Representatives from the United States, Great Britain, France, and the Soviet Union sign an agreement giving up all occupation rights in Germany. The largely symbolic action cleared the way for East and West Germany to reunite.
In 1945, the Allied Powers–America, England, France, and the Soviet Union–agreed that defeated Nazi Germany would be divided into four zones of occupation, one for each nation. Berlin would be likewise divided. The separation was intended to be temporary, but Cold War animosities quickly developed after World War II and the division between the Russian zone and those controlled by the other three nations became permanent.
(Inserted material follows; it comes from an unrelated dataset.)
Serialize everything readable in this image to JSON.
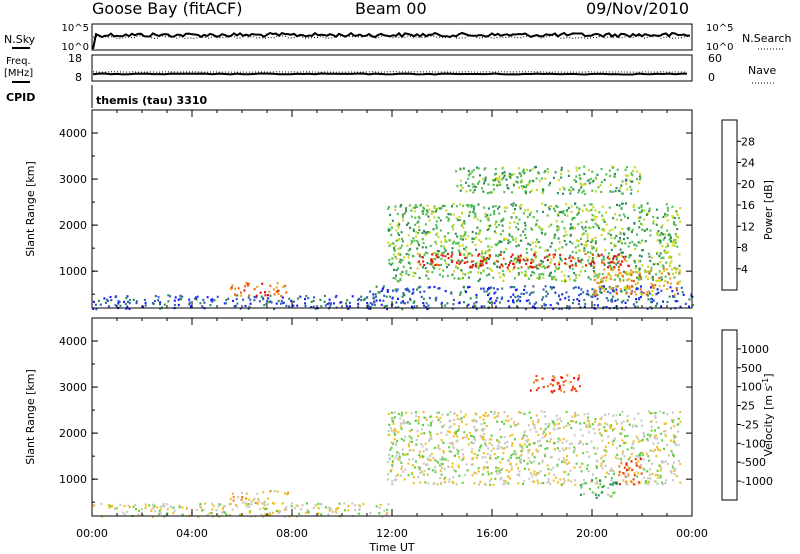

In the late 1940s, the American, French, and English zones were consolidated into West Germany and the Soviet zone became East Germany. The division came to symbolize the Cold War, and the divided Germany was the scene of many Cold War dramas, like the Berlin Airlift. In 1961, East German authorities began construction of the Berlin Wall, physically dividing East and West Berlin.
By 1989, however, the communist grip on East Germany was rapidly slipping away. The Soviet Union, facing its own severe economic and political problems, could do little to prop up the East German communist regime. In November 1989, the East German government announced that the Berlin Wall would be torn down. The next year, representatives from East and West Germany began negotiations to finally reunite their country. Among the many obstacles to overcome was the historical legacy of occupation by the Allied forces. Although the four Allies had long since removed their occupation forces and given up most of their occupation rights, some treaty rights still technically remained–for instance, the four countries still had the right to “oversee” Berlin. On September 12, 1990, representatives from the four nations met in Moscow and formally gave up all remaining occupation rights in Germany. Soviet Foreign Minister Eduard Shevardnadze declared, “We are going through emotional and historic events…We have drawn a line under World War II and we have started keeping the time of a new age.” In October 1990, East and West Germany formally reunited under a democratic government.